If the world is engaged in stalker-culture, it’s because companies started it.

At first, your organization was slow to embrace the internet. If you have time to lean, you have time to clean. If you had to have a computer, they sure as hell weren’t gonna let you shop on Zappos or check out your friends on Myspace.

But a funny thing happened on the way to late-stage capitalism …

Once businesses understood the power of the web to merge power and surveil its workforce, they encouraged everybody to hop on the internet and even bring their own devices to work.

We all know companies watch what you do; however, many employees and contractors don’t understand the depths. Legal, finance, IT, and HR can easily map the intricacies of your whole life into one large pivot table for cynical business folk to manipulate. Does it violate the law? Yes, no, maybe, who cares. Depends on where the corporation resides, where the worker sits, what legal precedent if any has been set, and the ruthless calculation of the cost of doing business.

Examples?  

You might come to work on Monday morning, open your laptop, grab a cup of coffee, read your email on your computer, check the New York Times on your tablet and book a flight on your phone. Some of that online behavior is monitored through apps and programs on your company’s IT equipment; your company may hook your badge up to a software that connects with cameras in the office and monitors your whereabouts and to analyze how work gets done; and, if you log onto your organization’s wifi with your own devices, you consent to be monitored and tracked.

Is that a big deal? Well, maybe.

What you don’t know is that all of this data can be collected and analyzed using natural language processing and sentiment analysis to understand if these are predictable patterns of behavior, if you’re about to leave the organization, if you’re depressed and about to commit suicide, if you are a candidate for financial wellness programs based on your internet shopping, or if you’re swinging by Janet’s workspace every morning — just like she complained to HR — and harassing her.

And we’re just getting started.

How many times a day do you use the toilet? For how long? Where do you go after you pee? What sites do you visit after lunch? Where do you go when you block off “creative time” on your schedule? Does your calendar match your physical location or are you blocking time off to nap in the lactation room? Are you sharing files on Slack to foster inter-departmental collegiality or are you trying to sabotage a project? Where do you go for lunch? Who’s going with you? Are the two of you leaving for lunch together?

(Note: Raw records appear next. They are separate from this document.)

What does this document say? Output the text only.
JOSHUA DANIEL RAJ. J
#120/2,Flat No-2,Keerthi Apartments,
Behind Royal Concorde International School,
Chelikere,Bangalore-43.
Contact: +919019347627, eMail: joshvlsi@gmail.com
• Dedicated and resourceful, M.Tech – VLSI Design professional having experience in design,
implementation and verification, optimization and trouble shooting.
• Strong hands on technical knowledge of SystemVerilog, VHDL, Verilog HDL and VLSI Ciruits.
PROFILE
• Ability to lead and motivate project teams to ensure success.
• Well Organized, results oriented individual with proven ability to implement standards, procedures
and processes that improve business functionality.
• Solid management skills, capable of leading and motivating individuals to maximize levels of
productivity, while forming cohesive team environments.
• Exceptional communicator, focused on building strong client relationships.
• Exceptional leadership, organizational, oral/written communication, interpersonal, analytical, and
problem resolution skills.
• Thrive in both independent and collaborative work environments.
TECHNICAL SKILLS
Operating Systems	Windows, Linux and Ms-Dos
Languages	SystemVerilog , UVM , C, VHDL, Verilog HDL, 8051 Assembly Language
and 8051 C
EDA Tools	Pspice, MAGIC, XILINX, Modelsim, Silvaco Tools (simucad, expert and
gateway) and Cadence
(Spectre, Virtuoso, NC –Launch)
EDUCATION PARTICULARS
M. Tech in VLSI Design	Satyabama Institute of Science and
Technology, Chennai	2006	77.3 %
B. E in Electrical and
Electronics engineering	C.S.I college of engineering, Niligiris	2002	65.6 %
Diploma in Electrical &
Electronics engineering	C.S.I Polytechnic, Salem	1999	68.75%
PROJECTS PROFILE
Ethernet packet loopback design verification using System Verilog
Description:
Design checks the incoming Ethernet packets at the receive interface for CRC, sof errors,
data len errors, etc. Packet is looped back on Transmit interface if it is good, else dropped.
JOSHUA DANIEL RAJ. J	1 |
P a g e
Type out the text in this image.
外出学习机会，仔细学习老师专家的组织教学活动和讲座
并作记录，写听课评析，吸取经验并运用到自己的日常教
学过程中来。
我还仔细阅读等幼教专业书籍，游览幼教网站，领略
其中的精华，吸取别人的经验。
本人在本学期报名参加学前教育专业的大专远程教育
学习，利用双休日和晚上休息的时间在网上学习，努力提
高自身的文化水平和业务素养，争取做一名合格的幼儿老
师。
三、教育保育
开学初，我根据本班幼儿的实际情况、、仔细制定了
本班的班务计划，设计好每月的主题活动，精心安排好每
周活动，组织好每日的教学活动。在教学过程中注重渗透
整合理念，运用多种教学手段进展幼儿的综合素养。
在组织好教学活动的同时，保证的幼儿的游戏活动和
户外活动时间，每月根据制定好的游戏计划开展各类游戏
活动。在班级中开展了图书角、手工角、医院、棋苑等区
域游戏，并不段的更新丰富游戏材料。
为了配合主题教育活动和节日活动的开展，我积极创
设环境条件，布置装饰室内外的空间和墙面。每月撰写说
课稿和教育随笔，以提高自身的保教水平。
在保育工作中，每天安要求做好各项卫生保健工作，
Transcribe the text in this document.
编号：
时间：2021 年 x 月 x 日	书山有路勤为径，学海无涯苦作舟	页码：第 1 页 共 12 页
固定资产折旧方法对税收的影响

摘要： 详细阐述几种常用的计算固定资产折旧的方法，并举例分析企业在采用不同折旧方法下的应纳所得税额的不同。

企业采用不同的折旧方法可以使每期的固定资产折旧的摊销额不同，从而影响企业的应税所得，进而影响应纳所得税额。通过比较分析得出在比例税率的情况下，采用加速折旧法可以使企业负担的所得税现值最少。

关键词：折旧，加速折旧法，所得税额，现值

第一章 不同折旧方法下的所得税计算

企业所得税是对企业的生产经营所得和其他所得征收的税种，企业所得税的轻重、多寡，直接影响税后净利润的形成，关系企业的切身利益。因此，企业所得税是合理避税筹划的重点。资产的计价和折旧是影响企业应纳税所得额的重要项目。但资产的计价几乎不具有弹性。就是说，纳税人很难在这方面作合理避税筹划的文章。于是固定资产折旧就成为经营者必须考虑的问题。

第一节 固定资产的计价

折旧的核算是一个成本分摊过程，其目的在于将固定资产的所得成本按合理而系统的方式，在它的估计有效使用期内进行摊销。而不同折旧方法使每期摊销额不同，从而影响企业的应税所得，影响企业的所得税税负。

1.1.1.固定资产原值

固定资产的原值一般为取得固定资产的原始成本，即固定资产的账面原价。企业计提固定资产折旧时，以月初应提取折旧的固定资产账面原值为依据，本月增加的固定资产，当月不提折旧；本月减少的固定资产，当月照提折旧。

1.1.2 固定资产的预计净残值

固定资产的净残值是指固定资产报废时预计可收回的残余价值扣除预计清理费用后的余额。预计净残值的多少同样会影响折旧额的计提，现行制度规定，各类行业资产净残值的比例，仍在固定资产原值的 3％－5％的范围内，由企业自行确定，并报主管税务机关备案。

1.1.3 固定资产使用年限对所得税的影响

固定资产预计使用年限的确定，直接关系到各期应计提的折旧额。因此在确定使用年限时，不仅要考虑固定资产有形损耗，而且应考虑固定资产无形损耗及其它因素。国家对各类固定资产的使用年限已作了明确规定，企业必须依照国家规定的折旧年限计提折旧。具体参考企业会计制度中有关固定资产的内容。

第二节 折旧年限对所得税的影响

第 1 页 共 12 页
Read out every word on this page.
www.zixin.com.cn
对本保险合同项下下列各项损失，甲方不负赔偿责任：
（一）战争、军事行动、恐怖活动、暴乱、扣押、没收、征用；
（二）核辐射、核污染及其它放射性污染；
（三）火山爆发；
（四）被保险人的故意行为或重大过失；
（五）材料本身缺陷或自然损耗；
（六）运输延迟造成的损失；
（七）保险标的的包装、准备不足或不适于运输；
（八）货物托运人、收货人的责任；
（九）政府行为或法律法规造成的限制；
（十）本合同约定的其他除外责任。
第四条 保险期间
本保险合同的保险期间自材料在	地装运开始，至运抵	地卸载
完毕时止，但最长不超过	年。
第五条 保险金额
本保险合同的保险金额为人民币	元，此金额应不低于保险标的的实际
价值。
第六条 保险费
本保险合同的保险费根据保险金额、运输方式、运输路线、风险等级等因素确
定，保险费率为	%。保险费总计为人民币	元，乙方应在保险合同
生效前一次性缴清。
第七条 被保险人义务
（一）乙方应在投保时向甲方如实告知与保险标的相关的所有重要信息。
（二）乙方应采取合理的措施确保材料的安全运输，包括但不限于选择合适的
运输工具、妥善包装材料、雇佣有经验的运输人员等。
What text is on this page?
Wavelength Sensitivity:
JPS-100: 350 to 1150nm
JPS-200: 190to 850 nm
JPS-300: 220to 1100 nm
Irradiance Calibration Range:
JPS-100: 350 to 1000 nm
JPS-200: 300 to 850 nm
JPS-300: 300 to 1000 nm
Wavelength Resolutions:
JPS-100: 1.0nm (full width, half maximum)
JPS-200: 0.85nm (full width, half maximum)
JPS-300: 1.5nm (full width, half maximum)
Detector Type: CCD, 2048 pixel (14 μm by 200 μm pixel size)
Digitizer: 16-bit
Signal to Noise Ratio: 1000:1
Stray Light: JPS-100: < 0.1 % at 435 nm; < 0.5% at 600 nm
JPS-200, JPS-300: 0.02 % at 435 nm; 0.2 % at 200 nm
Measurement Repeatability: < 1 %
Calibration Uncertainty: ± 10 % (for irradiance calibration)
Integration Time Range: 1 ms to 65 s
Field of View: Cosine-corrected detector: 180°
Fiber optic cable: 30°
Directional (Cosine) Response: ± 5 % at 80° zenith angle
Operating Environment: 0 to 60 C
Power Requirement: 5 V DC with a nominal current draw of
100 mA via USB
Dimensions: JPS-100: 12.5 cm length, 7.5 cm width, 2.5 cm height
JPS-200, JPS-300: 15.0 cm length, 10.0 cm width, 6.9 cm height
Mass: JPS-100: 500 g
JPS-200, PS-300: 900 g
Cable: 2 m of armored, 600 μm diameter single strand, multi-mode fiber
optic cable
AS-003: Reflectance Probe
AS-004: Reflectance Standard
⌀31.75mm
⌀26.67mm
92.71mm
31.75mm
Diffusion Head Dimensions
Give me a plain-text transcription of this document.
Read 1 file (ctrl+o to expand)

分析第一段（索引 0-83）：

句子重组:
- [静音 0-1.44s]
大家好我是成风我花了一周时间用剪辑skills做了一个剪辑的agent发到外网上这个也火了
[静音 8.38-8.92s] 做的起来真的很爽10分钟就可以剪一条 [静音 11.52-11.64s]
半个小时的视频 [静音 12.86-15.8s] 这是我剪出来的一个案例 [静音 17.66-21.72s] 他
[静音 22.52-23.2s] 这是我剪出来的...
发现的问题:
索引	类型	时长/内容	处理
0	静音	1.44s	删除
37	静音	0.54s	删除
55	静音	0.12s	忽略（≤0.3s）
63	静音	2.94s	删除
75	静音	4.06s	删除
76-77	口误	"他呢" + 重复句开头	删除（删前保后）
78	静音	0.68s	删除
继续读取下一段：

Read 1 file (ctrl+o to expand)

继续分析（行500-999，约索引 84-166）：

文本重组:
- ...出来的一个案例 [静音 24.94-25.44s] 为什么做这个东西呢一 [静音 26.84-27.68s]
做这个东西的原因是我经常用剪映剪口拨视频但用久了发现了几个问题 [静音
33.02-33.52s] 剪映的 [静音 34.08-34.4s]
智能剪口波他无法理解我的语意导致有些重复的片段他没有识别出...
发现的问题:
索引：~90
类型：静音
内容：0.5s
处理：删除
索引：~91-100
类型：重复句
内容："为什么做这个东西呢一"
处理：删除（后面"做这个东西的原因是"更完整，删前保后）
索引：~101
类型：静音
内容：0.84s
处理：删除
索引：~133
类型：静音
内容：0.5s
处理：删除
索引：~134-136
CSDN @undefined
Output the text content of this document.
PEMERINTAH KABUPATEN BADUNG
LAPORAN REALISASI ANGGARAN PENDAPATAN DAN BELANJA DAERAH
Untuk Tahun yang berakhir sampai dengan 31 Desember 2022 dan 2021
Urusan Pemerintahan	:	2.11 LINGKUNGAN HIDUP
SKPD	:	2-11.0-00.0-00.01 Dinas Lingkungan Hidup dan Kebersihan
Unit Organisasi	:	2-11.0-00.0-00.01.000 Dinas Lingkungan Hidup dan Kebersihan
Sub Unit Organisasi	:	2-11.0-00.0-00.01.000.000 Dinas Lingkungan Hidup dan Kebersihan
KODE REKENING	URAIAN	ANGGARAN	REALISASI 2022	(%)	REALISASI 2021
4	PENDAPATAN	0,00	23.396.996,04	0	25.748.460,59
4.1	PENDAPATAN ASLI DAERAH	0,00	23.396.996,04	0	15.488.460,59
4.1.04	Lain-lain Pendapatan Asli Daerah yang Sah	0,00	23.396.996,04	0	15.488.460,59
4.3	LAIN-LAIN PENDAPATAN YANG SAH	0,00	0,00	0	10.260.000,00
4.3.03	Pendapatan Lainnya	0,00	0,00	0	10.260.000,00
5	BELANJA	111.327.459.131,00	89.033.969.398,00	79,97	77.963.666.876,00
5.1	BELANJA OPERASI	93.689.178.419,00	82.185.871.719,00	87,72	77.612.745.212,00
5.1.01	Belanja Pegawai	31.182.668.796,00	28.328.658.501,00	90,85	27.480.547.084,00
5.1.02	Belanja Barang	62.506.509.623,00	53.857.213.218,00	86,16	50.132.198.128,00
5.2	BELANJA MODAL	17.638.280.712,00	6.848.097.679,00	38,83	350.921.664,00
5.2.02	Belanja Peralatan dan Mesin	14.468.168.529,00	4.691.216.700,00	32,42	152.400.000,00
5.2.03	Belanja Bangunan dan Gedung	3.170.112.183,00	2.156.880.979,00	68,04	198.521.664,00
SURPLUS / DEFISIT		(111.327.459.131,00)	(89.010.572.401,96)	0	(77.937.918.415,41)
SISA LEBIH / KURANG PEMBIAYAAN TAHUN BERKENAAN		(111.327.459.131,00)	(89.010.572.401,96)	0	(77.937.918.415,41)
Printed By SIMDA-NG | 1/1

Are you having an affair and putting the company at risk? Are you giving away corporate secrets to competitors? Did you take this job for the intended reasons you stated in the interview? Are you only working there to bump up your salary and rebound to your prior employer? Does your criminal history match what you shared? What about your ongoing activities — are you employed at this job while running a small cannabis ring from your house?

Some of this data needs to be reverse-engineered when there’s an HR complaint, but that’s so very 2015. Much of this data can be collected and analyzed in real-time by sophisticated technology and third-party vendors who monitor a spectrum of activities to ensure that you’re not a risk to the organization by lying, cheating, stealing, leaving too soon after being hired, giving away company secrets, getting too fat, harassing your colleagues, or, honestly, being depressed enough to bring a gun to work.

UR being watched.

Stalker-culture exists because we’ve fetishized work as the ultimate form of purpose and given over our lives to corporate overlords — founders, C-level executives, business consultants — who don’t fetishize work and have second and third homes in tax-free locations throughout the United States and find meaning and faith in accumulated interest and capital gains earnings and not “growth opportunities” or “feedback from colleagues.”

So, what can you do if you don’t want to be surveilled by your employer?

• First, understand the depths of the surveillance. Find a friend in IT, risk management, finance or even HR and ask good questions. Go back and read your employment agreement.

• Think about where you sit on the corporate hierarchy and get promoted. Just because we live in a stalker-culture in 2019 doesn’t mean you can’t change things.

• Go work in HR. The one department that might fix all of this is often staffed with people who don’t know, don’t care, or don’t understand what’s going on in the enterprise. There’s no more significant opportunity to fix work than to work — and get promoted — in HR.

The answer is not to work for yourself. Running away from a problem never solved anything, and, also, the problem still follows you. While there’s less monitoring of your activity as a small business owner, you still abdicate many of your rights and freedoms while working with corporate clients.

We fix work by fixing ourselves. Get smart, get educated, and get promoted. There’s no cavalry coming to solve these problems. Want to change the way corporations act? It starts with you.